French politicians, the International Monetary Fund and others have become increasingly vocal about calling for steps to curb the growing strength of the euro. The euro, trading at 1.38 to the dollar, has gained more than 14 per cent over the US dollar since a July 2012 low.
Mr Draghi also said that the bank was on alert to the perils of euro strength. “Strengthening of the exchange rate in the context of low inflation is cause for serious concern in view of the governing council,” he said. “The governing council is unanimous in its commitment to using also unconventional instruments within its mandate.”
The decision to leave rates unchanged was expected, as ECB policymakers await updated economic forecasts from the bank’s staff in June to assess whether to act to counter low inflation that risks becoming stuck in a “danger zone” below 1 per cent.
The ECB also left unchanged the rate it pays on bank overnight deposits at 0.0 per cent, and held its marginal lending facility - or emergency borrowing rate - at 0.75 per cent.
Mr Draghi has several policy tools at his disposal, including cutting rates or injecting more liquidity.
But the impact of such measures on the exchange rate and inflation is seen as being limited.
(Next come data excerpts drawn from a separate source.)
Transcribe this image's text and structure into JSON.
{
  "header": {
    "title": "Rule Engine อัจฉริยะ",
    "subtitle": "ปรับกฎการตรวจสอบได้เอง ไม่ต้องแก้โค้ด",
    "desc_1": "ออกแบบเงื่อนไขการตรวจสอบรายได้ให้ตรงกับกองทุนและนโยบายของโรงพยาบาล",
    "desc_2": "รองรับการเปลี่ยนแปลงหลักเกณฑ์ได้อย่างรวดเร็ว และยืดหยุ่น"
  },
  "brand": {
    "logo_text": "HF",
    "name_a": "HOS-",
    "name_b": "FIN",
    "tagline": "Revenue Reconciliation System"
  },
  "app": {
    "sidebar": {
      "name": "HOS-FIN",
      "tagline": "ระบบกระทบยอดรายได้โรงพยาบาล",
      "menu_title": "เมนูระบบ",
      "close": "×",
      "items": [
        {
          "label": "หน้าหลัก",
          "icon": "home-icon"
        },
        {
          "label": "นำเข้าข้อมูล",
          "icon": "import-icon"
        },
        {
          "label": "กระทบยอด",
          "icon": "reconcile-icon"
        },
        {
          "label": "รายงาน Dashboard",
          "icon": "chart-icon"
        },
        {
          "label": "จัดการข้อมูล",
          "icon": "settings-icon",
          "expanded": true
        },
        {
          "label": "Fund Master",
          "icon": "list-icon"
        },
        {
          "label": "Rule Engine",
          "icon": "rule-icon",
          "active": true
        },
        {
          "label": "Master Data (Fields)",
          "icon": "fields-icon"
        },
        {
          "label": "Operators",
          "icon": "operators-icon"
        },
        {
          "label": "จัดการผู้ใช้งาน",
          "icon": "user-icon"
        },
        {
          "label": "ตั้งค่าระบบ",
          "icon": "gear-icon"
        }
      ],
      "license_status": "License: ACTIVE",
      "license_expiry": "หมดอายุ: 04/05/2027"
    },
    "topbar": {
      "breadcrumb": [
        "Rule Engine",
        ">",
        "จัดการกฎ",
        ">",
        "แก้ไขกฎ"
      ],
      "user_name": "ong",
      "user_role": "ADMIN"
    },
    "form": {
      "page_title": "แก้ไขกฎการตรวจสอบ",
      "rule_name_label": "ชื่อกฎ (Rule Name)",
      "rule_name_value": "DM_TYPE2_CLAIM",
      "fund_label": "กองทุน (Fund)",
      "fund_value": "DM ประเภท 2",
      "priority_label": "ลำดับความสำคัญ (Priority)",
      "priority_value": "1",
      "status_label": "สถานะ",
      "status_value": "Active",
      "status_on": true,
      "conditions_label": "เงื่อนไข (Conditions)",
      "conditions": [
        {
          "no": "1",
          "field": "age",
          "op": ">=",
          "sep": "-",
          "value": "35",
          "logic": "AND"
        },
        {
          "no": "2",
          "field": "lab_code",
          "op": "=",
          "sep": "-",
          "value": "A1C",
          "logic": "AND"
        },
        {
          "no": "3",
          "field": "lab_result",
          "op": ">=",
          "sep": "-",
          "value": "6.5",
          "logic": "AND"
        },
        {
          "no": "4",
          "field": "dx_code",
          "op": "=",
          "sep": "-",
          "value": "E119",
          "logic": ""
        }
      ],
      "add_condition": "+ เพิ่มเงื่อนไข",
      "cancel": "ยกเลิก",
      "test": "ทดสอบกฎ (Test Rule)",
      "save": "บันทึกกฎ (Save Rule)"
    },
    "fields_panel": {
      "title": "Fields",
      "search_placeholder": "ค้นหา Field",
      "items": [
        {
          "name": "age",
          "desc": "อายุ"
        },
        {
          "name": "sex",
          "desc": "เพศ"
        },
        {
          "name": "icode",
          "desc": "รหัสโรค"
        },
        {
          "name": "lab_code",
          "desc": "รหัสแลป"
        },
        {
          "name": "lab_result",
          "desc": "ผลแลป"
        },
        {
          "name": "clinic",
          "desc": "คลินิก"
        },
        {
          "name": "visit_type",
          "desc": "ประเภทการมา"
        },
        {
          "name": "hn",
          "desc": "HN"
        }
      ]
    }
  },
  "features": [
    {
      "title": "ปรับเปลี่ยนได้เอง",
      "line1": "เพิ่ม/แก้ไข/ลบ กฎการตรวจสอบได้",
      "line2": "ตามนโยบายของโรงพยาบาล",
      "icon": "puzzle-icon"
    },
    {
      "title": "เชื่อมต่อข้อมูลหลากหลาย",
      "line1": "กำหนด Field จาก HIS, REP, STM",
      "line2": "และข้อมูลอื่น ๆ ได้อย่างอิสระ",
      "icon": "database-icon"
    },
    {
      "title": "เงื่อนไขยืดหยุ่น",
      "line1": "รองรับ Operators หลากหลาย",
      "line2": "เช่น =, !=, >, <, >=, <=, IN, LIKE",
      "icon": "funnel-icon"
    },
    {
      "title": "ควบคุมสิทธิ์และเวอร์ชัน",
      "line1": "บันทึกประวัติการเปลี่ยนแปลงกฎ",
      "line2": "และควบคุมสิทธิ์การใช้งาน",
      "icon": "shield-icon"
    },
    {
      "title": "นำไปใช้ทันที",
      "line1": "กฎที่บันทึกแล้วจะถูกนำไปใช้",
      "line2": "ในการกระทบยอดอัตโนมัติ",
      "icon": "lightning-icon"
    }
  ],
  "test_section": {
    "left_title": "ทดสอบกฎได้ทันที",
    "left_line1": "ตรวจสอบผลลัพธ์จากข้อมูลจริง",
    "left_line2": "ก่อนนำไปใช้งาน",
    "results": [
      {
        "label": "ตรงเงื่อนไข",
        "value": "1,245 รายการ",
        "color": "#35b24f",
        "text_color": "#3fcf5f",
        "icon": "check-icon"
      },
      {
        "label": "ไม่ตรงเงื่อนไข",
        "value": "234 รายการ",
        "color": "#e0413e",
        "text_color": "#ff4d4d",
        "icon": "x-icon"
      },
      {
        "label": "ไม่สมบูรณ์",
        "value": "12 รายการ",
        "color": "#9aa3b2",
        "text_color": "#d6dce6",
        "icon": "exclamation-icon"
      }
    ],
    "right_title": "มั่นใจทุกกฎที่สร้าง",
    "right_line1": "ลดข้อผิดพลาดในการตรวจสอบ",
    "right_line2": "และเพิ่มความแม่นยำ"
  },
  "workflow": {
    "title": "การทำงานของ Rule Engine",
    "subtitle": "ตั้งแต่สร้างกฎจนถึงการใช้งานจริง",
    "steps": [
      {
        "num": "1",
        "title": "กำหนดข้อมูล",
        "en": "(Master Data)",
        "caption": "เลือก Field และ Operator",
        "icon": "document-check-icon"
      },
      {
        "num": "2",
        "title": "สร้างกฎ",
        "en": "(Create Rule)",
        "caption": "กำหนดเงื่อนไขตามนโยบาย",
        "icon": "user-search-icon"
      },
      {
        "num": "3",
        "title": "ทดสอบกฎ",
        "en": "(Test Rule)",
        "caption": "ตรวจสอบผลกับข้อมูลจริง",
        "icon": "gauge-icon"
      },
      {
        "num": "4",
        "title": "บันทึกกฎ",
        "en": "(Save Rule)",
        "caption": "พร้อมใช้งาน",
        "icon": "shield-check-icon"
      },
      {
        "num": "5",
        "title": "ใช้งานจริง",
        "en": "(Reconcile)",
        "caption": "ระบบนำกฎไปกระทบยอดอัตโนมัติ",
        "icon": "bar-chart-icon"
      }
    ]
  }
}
For more impact, the ECB would need to turn on its money printing press, which is more a complicated option and not expected to happen any time soon.
Mr Draghi said in April that if the inflation outlook were to deteriorate, the ECB could respond with a “broad-based asset purchase programme”, probably quantitative easing (QE) - effectively printing money to buy assets.
Last week, however, he told German MPs at a closed-door event that while low inflation would persist in the euro zone, he did not expect deflation, a source who attended the meeting said, adding that Mr Draghi “made clear that we’re still some way off QE”.
The economy is showing increasing signs of stabilisation. Demand for home and corporate loans is expected to pick up, an ECB survey showed, while polls of euro zone business indicated on Tuesday they had a solid start to the second quarter.
Inflation rose to 0.7 per cent in April, up from 0.5 per cent in March, but still below expectations.
The bullish euro zone data helped boost the euro to its $1.39 level, near the 2½ year high hit in March, also because of the economic weakness in the United States.
The ECB’s talk about possible asset purchases also helped.